You may have seen it moving swiftly across the night sky, or tracked it using NASA's Spot The Station, and wondered: What is life like on the International Space Station? And who is living on the International Space Station? The ISS is a joint project between the European Space Agency and four partner nations: the United States, Russia, Japan, and Canada.
It makes its home in low Earth orbit approximately 250 miles above the Earth's surface, traveling at just under 5 miles per second - that's approximately 17,000 miles per hour. It is the most expensive single item ever built, costing an estimated $150 billion.
Those lucky enough to board this otherworldly vessel experience spectacular sunrises and sunsets approximately every 45 minutes, and the research on the ISS is conducted in a one-of-a-kind laboratory - outer space. It may even hold the key to humankind's next great space ambition: a mission to Mars with humans aboard. While waiting for that to happen, NASA and astronauts are not shy about answering the question: "What is it like to live on the International Space Station?"
The American Crew Drinks Recycled Urine; The Russians Refuse
Even though water is the most abundant resource on Earth, the supply on the ISS is limited. Two water filtering systems are available: one for the Americans, and one for the Russians. The American astronauts filter their own urine as well as that of their Russian counterparts, although the latter refuse to drink it. All astronauts visiting the ISS, however, drink recycled wash water. The station holds about 2,000 liters of water in reserve.
Layne Carter, water subsystem manager for the ISS, told Bloomberg the recycled urine "tastes like bottled water," and suggested the water setup isn't as disgusting as people might think:
Before you cringe at the thought of drinking your leftover wash water and your leftover urine, keep in mind that the water that we end up with is purer than most of the water that you drink at home. That makes the International Space Station its own self-contained environment.
Preparation For Spacewalks Takes Almost One Day
Since 1998, astronauts have completed 224 spacewalks at the ISS. Most spacewalks help maintain the exterior of the ISS. Preparation is key to safety, and lasts nearly a full day. It begins with decompression, which is the same procedure deep divers use when returning from the depths of the ocean. For maximum mobility and protection from the absence of pressure in space, an astronaut's spacesuit is pressurized during the spacewalk to about one-third of the pressure experienced by those inside the ISS.

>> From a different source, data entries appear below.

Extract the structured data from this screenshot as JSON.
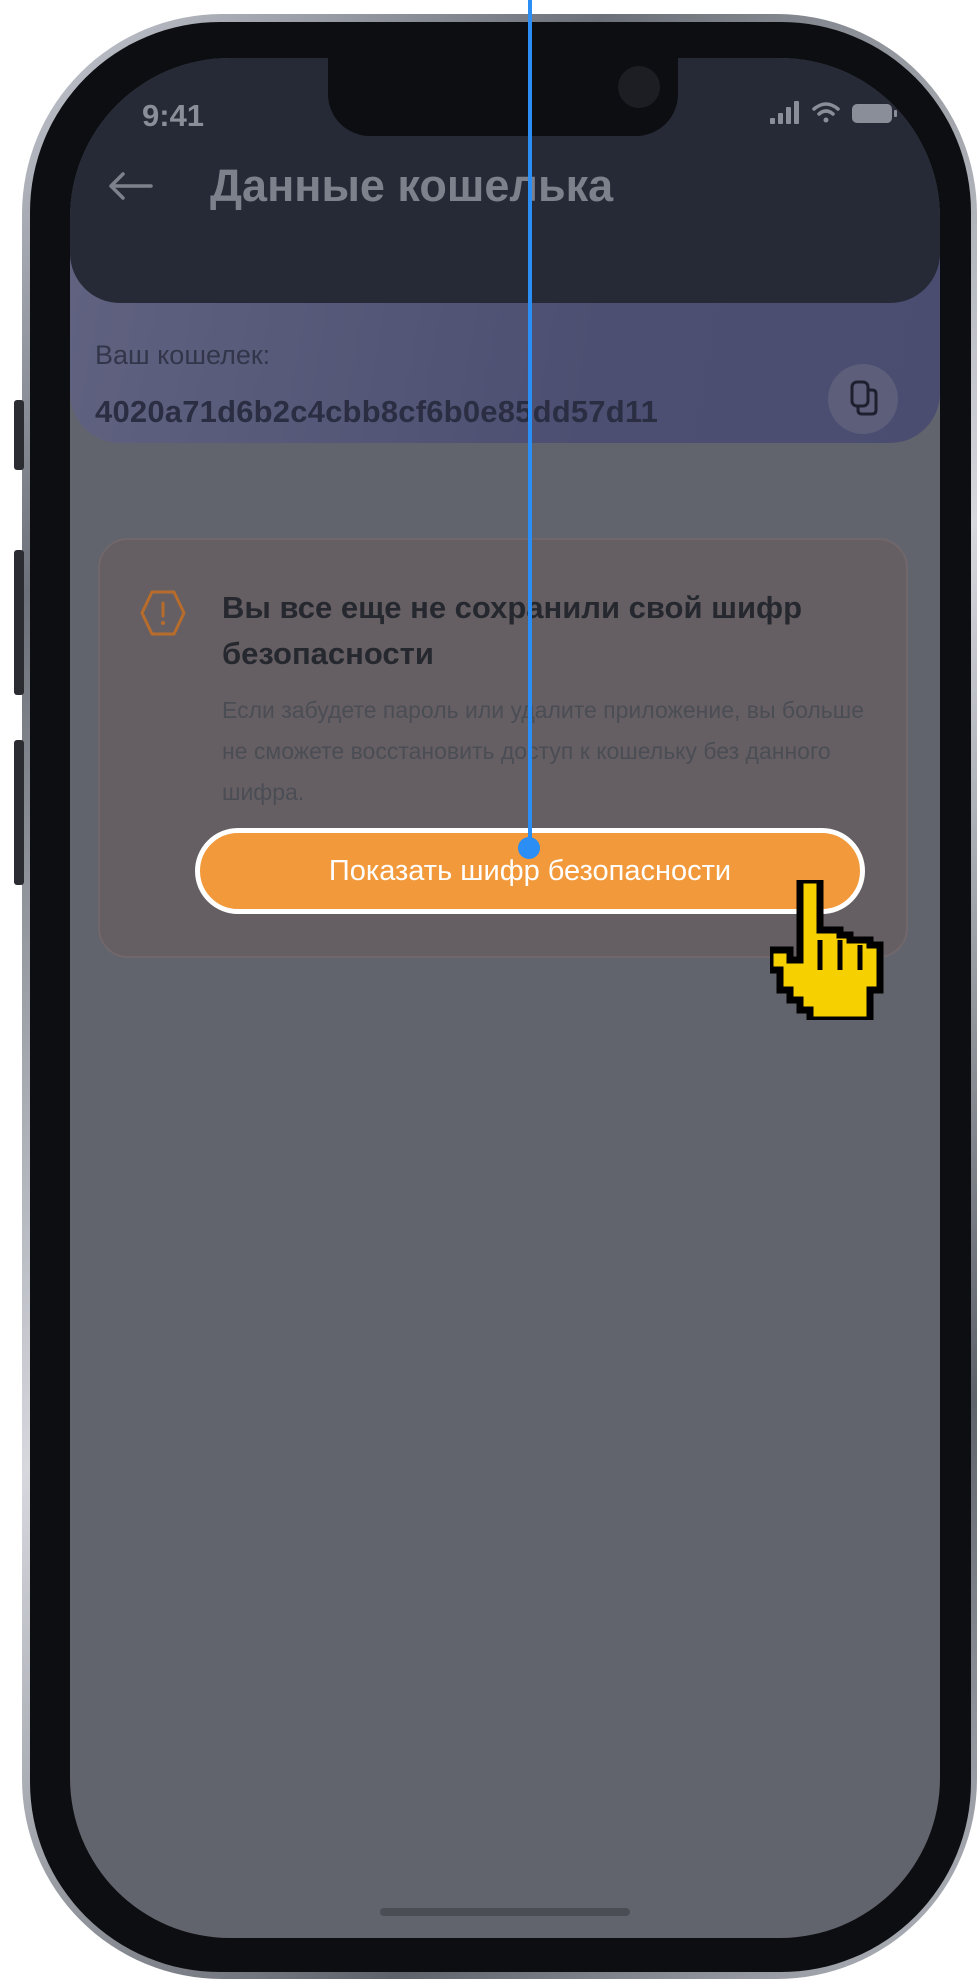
{
  "status_bar": {
    "time": "9:41"
  },
  "header": {
    "title": "Данные кошелька"
  },
  "wallet": {
    "label": "Ваш кошелек:",
    "address": "4020a71d6b2c4cbb8cf6b0e85dd57d11"
  },
  "warning": {
    "title": "Вы все еще не сохранили свой шифр безопасности",
    "text": "Если забудете пароль или удалите приложение, вы больше не сможете восстановить доступ к кошельку без данного шифра.",
    "button_label": "Показать шифр безопасности",
    "accent_color": "#f2993c"
  },
  "icons": [
    "back-arrow-icon",
    "copy-icon",
    "warning-icon",
    "signal-icon",
    "wifi-icon",
    "battery-icon",
    "hand-cursor-icon"
  ]
}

During a spacewalk, astronauts have to breathe pure oxygen, because the amount of oxygen in regular air is insufficient at such low pressure. One hour before the spacewalk, they begin to breathe pure oxygen through a mask, which prepares them for breathing it during the spacewalk.
The decompressed airlock is connected to another compartment that is unpressurized and leads to outside the ISS. The astronaut puts on the full spacesuit inside the airlock, then the airlock is sealed. The pressure inside is gradually decreased. Once the appropriate pressure is reached, the spacewalker pulls themselves through the outer hatch, and the spacewalk begins. The length of a spacewalk varies according to its mission, but generally lasts about six hours, and the astronaut is fully tethered for safety at all times.

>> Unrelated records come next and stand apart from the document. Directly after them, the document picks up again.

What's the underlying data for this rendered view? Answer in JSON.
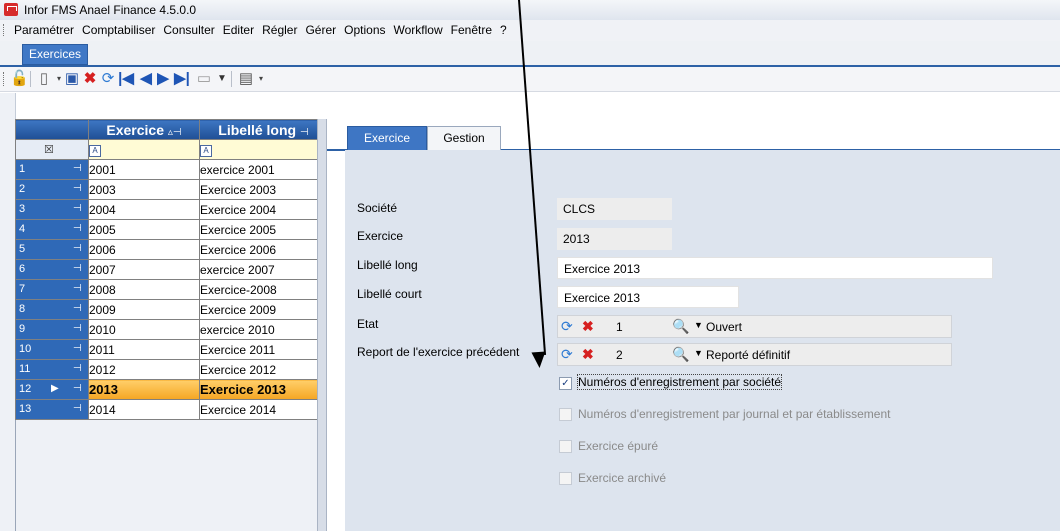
{
  "window": {
    "title": "Infor FMS Anael Finance 4.5.0.0"
  },
  "menu": [
    "Paramétrer",
    "Comptabiliser",
    "Consulter",
    "Editer",
    "Régler",
    "Gérer",
    "Options",
    "Workflow",
    "Fenêtre",
    "?"
  ],
  "doc_tab": "Exercices",
  "grid": {
    "columns": [
      "Exercice",
      "Libellé long"
    ],
    "filter_glyph": "A",
    "rows": [
      {
        "n": "1",
        "exercice": "2001",
        "libelle": "exercice 2001"
      },
      {
        "n": "2",
        "exercice": "2003",
        "libelle": "Exercice 2003"
      },
      {
        "n": "3",
        "exercice": "2004",
        "libelle": "Exercice 2004"
      },
      {
        "n": "4",
        "exercice": "2005",
        "libelle": "Exercice  2005"
      },
      {
        "n": "5",
        "exercice": "2006",
        "libelle": "Exercice 2006"
      },
      {
        "n": "6",
        "exercice": "2007",
        "libelle": "exercice 2007"
      },
      {
        "n": "7",
        "exercice": "2008",
        "libelle": "Exercice-2008"
      },
      {
        "n": "8",
        "exercice": "2009",
        "libelle": "Exercice 2009"
      },
      {
        "n": "9",
        "exercice": "2010",
        "libelle": "exercice 2010"
      },
      {
        "n": "10",
        "exercice": "2011",
        "libelle": "Exercice 2011"
      },
      {
        "n": "11",
        "exercice": "2012",
        "libelle": "Exercice 2012"
      },
      {
        "n": "12",
        "exercice": "2013",
        "libelle": "Exercice 2013"
      },
      {
        "n": "13",
        "exercice": "2014",
        "libelle": "Exercice 2014"
      }
    ],
    "selected_index": 11
  },
  "tabs": [
    "Exercice",
    "Gestion"
  ],
  "form": {
    "societe_label": "Société",
    "societe_value": "CLCS",
    "exercice_label": "Exercice",
    "exercice_value": "2013",
    "libelle_long_label": "Libellé long",
    "libelle_long_value": "Exercice 2013",
    "libelle_court_label": "Libellé court",
    "libelle_court_value": "Exercice 2013",
    "etat_label": "Etat",
    "etat_code": "1",
    "etat_value": "Ouvert",
    "report_label": "Report de l'exercice précédent",
    "report_code": "2",
    "report_value": "Reporté définitif"
  },
  "checkboxes": [
    {
      "label": "Numéros d'enregistrement par société",
      "checked": true,
      "enabled": true
    },
    {
      "label": "Numéros d'enregistrement par journal et par établissement",
      "checked": false,
      "enabled": false
    },
    {
      "label": "Exercice épuré",
      "checked": false,
      "enabled": false
    },
    {
      "label": "Exercice archivé",
      "checked": false,
      "enabled": false
    }
  ]
}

For Spans Reaching Up To Six Months, Astronauts' Living Quarters Are Confined To A Room The Size Of A Phone Booth
Space inside the ISS is limited, and with a few other astronaut roommates, living quarters are small, but efficiently designed. Inside a room the size of a phone booth is a sleeping bag affixed to the wall that keeps astronauts from floating around while asleep.
Two computers are in the sleeping quarters, one for official business, and the other for personal business that includes internet access. This setup allows the crew to communicate with family and friends, using a camera and headphones for video calling. A personal space that is not much bigger than a human can be challenging, but cozy at the same time.

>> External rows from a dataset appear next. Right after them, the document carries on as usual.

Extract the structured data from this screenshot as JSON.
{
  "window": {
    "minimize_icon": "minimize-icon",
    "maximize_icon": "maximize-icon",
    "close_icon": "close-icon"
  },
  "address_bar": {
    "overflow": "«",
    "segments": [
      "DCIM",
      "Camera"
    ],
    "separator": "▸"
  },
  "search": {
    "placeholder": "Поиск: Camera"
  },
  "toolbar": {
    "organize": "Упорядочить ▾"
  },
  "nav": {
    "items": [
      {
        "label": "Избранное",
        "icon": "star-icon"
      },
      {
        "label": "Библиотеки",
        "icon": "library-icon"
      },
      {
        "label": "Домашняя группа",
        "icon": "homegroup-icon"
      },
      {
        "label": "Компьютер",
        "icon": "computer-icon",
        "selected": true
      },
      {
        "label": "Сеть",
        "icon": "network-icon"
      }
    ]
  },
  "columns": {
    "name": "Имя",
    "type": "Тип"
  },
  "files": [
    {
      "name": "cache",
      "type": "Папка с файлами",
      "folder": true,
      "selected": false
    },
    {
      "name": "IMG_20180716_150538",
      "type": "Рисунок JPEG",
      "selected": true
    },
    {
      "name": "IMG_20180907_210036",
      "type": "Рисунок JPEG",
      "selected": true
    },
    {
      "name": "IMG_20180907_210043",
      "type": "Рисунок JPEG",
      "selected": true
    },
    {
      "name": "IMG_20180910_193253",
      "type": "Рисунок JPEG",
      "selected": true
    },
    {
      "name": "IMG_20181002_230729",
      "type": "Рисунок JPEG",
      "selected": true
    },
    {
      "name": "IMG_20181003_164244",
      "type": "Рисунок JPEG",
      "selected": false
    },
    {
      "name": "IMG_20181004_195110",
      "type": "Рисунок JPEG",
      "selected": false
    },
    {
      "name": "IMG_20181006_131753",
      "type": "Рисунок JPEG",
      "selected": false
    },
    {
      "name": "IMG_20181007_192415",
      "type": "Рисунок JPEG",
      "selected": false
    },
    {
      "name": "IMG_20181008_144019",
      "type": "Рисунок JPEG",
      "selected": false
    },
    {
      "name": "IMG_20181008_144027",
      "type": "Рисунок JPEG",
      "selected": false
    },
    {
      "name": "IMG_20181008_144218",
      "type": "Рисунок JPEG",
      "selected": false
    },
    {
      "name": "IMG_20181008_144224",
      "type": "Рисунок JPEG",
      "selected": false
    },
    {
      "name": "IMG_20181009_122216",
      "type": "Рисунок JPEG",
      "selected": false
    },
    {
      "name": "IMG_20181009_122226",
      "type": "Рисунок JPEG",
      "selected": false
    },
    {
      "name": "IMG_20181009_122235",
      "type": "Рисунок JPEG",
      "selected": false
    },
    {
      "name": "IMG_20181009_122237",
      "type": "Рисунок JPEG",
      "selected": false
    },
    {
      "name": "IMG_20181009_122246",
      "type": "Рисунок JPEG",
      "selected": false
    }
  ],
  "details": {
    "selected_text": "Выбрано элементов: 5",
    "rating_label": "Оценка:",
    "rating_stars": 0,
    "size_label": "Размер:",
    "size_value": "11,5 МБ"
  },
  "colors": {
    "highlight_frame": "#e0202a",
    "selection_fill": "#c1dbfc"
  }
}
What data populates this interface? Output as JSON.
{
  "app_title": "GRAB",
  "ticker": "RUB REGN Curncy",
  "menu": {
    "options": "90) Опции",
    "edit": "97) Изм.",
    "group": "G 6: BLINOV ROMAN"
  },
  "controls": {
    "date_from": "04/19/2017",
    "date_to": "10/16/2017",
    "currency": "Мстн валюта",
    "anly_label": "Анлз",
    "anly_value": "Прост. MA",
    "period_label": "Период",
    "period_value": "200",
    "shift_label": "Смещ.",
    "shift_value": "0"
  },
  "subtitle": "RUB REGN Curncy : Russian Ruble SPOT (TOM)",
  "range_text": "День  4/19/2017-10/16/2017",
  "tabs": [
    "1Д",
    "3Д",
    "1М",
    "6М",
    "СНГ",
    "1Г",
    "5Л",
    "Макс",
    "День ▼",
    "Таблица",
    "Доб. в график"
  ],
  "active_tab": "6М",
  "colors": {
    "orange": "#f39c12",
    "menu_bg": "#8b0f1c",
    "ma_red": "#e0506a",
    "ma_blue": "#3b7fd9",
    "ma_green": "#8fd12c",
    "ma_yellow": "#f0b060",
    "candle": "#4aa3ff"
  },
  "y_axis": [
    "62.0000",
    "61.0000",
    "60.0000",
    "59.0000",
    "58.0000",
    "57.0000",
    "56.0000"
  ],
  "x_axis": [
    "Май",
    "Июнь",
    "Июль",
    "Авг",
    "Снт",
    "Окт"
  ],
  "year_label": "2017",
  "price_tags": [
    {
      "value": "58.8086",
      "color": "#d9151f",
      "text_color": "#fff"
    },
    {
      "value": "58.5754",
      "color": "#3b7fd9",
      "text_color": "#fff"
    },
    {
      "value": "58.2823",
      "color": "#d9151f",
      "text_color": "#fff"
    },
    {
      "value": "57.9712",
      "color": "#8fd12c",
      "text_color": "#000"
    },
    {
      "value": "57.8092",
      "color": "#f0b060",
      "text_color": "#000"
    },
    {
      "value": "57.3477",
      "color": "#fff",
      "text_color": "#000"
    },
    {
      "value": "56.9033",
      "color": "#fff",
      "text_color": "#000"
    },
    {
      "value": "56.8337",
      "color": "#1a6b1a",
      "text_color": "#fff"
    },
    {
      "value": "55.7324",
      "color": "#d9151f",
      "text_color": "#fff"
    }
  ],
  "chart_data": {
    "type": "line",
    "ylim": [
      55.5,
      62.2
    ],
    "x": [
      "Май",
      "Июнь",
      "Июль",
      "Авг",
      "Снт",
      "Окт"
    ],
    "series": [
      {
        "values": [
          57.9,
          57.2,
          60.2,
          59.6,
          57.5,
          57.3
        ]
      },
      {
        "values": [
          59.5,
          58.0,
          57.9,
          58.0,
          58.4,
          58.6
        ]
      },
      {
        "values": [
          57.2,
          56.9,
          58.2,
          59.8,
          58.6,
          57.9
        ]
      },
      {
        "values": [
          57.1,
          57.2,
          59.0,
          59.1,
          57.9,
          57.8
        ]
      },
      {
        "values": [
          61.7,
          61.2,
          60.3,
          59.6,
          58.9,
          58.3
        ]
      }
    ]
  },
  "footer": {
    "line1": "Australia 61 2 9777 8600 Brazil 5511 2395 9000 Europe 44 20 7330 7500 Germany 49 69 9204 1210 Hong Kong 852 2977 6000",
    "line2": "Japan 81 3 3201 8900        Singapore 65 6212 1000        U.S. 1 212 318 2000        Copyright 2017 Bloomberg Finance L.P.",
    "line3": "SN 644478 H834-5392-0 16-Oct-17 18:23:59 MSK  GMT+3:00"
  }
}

Astronauts Need To Restrain Their Legs To Use The Toilet
Using the toilet in space can be tricky. NASA shared the following details about space hygiene:
The astronauts have to position themselves on the toilet seat, using leg restraints and thigh bars. The toilet basically works like a vacuum cleaner, with fans that suck air and waste into the commode. Each astronaut has a personal urinal funnel, which has to be attached to the hose's adapter. Fans suck air and urine through the funnel and hose into the wastewater tank.